Though wildly successful as head of the Soprano ‘family’ (double meaning here!), James Gandolfini came under fire in some quarters for his role. Some accused him of promoting stereotypes of Italians as gangsters. For example, in 2000 the editor of an Ottawa-based Italian-language newspaper urged CTV to cancel their planned broadcast of The Sopranos for that very reason (the station didn’t cancel it, by the way). The editor was disgusted that at a time when Giuliano Zaccardelli had just been appointed Commissioner of the RCMP and Julian Fantino head of the Ontario Provincial Police, Italians were still being depicted as members of the criminal underworld. Of course, not all Italians shared the editor’s opinion. One of my aunts, who was born in Italy, was outraged when she heard that some people wanted to ban the show. ‘But I want to watch The Sopranos!’ she said angrily. ‘We all know there are people in our community who do those things [i.e. crime].’
Being of partial Italian descent myself, I watched the dispute over The Sopranos with amusement more than anything else. I found it hard to see The Sopranos as an anti-Italian plot when so many of the people involved in the show were of Italian origin themselves, not only Gandolfini but Edie Falco, who played Tony Soprano’s wife Carmela, and Lorraine Bracco, who acted as his psychiatrist Jennifer Melfi (I was pleased to discover that the Mafia had socially progressed somewhat since The Godfather, the title character of which told his son Michael that ‘Fooling around is for women and children, not men’). Even the very WASPish-sounding producer David Chase’s real last name was DiCesare.
James Gandolfini defended his choice to play the role of a Mafia boss. ‘Sure, you can have movies about sweet Italian Americans, but do they make money at the box office?’ he asked rhetorically. His remark reminded me a bit of a statement by Black actress Hattie McDaniel, who played (and won an Oscar for) Mammy in Gone with the Wind. When accused of catering to racial stereotypes by taking on servants’ roles in Hollywood, McDaniel replied, ‘I can be a maid for $7 a week or I can play a maid for $700 a week.’ Like it or not, the entertainment industry’s raison d’être is not to defend oppressed minorities; it is, as Gandolfini insinuated, to make money.

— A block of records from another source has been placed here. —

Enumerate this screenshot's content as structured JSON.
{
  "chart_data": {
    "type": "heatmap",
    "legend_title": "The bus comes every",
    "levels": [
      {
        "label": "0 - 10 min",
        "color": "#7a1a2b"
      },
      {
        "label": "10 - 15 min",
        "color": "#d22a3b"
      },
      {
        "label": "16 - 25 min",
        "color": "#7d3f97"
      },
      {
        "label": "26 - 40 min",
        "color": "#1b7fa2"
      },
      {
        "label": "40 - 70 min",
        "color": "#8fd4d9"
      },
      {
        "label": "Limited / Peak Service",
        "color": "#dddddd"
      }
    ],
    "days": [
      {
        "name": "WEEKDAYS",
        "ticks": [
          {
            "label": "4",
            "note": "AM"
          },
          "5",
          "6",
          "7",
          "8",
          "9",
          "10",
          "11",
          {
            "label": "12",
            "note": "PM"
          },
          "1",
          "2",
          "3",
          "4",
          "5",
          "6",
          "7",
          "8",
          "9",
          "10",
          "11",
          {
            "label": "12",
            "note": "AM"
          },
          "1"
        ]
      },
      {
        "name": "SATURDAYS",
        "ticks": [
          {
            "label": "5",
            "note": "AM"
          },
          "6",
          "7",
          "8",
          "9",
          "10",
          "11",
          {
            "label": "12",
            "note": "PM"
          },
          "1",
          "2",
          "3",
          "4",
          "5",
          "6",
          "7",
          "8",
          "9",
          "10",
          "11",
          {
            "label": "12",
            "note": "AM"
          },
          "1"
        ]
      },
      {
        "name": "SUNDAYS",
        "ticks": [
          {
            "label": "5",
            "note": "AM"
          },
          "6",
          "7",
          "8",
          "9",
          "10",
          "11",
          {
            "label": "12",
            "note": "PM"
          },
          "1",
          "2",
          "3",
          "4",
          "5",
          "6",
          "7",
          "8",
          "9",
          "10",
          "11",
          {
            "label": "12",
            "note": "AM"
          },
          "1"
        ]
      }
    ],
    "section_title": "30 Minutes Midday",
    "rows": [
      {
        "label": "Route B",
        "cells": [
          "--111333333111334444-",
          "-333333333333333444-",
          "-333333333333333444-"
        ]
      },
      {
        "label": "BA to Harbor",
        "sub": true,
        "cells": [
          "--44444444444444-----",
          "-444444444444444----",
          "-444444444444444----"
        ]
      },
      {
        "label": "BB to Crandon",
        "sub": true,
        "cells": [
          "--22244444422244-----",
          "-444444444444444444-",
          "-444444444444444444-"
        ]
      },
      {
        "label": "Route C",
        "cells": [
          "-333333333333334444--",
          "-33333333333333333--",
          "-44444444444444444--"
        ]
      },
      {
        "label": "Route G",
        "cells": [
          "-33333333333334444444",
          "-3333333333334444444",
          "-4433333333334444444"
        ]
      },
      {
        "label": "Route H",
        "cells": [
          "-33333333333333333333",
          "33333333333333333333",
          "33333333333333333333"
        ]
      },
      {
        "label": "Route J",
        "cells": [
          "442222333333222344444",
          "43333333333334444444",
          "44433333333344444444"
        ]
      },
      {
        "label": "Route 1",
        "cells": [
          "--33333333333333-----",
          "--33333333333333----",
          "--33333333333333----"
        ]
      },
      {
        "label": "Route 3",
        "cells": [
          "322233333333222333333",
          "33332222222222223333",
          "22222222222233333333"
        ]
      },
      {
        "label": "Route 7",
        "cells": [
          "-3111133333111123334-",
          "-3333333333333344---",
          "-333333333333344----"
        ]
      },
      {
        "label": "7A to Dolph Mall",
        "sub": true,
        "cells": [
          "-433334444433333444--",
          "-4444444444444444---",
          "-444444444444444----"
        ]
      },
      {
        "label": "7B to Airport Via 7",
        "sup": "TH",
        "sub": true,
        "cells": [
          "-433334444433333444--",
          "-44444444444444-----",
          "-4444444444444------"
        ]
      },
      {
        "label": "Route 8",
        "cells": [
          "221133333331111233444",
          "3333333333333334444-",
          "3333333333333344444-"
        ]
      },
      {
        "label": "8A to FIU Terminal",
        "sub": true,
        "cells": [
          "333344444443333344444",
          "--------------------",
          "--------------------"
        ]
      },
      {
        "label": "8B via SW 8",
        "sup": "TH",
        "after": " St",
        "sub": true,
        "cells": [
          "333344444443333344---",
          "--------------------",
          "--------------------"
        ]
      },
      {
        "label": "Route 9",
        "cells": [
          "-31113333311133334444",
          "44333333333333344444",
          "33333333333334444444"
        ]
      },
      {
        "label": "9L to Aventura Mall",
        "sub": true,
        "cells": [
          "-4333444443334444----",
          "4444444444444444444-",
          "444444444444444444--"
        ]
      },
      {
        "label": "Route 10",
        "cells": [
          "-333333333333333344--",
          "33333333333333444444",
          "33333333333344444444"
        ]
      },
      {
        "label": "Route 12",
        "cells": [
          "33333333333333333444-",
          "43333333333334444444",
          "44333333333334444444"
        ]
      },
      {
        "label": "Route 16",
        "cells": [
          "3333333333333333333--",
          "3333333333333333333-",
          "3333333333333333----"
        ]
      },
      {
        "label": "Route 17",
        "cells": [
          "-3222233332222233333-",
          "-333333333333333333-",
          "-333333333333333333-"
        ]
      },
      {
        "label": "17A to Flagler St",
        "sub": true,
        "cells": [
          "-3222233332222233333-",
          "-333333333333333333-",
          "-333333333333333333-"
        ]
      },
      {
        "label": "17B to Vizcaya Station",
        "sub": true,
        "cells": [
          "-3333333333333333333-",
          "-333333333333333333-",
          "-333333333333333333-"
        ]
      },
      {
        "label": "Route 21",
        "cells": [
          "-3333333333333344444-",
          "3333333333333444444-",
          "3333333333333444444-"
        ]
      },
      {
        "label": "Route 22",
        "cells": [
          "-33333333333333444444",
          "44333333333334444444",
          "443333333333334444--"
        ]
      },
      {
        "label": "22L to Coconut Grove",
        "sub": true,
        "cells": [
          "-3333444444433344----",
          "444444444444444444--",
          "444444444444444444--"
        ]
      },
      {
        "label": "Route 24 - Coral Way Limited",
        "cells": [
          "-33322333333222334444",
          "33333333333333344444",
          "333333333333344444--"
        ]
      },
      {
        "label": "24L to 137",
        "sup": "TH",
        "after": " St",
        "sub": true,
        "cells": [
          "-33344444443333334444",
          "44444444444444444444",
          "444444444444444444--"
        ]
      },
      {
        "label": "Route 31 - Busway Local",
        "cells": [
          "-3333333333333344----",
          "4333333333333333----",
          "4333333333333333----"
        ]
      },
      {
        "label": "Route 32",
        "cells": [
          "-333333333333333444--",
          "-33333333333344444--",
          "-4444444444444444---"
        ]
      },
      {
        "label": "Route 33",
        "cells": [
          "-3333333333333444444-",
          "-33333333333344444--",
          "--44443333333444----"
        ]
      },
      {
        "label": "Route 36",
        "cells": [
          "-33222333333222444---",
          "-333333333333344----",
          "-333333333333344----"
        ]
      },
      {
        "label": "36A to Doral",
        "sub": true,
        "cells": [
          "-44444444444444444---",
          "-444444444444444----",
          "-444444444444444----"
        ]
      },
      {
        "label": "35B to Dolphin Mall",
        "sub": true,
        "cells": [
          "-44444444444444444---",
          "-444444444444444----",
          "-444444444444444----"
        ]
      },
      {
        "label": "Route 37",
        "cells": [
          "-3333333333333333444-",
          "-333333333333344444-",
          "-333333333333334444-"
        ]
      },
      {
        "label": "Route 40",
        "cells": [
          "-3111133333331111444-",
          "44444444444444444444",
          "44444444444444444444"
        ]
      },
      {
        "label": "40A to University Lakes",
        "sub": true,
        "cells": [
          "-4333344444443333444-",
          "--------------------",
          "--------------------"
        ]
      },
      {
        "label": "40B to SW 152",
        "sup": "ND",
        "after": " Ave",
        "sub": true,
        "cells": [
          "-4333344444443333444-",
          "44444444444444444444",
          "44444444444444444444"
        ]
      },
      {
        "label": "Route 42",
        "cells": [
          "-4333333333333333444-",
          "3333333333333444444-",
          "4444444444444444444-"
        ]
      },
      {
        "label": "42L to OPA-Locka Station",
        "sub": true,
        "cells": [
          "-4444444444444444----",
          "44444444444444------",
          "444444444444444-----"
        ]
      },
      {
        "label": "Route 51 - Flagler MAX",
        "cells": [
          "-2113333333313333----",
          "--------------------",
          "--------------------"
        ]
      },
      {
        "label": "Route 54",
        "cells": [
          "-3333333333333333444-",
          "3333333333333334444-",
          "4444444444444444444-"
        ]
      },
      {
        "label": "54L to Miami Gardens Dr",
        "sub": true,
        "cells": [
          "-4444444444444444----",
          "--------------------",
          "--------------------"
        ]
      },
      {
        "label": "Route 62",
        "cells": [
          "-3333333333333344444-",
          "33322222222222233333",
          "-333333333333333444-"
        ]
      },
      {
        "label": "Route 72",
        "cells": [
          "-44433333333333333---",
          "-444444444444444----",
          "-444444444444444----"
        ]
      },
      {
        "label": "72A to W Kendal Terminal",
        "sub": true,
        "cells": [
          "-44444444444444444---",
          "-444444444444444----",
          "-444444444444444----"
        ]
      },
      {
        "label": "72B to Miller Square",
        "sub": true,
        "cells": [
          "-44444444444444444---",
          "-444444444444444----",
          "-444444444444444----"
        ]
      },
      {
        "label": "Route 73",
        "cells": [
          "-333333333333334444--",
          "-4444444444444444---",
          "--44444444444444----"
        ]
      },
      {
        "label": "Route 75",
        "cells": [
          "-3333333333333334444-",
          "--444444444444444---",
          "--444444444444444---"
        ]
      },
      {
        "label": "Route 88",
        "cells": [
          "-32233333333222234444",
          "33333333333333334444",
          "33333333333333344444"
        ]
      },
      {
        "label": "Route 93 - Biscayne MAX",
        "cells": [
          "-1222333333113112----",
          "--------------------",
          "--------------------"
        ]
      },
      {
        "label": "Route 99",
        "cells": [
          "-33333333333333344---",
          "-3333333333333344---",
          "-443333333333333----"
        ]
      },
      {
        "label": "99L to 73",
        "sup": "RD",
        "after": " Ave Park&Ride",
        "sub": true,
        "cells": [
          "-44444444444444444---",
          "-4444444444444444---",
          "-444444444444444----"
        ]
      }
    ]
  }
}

It also seems a bit late to get all up in arms about stereotypes of Italians as mobsters after the spate of Mafia films we’ve witnessed over the years. Although The Godfather is still considered THE Mafia movie, it was actually preceded by The Brotherhood four years earlier (1968), starring Kirk Douglas and Irene Papas. (By playing an Italian, Douglas, a Jew, showed his ethnic versatility – a decade before The Brotherhood, he appeared in the title role of the film The Vikings). It’s fair to say, however, that it was The Godfather, and its sequel Godfather II, that spawned a series of Mafia features. Some were well-done and critically acclaimed, like Goodfellas or Scarface; others forgettable but – to their credit – unpretentious, like Married to the Mob; and still others forgettable and pretentious, such as Prizzi’s Honor. The Sopranos is merely part of a long line of such works. And it probably won’t be the last, because again like it or not, the Mafia has obviously gained a stranglehold over the American viewing public.
So rest in peace, James Gandolfini. And maybe 20 years from now the people who criticized you for acting in The Sopranos will be glued to their seats watching a TV show about the Russian Mafia.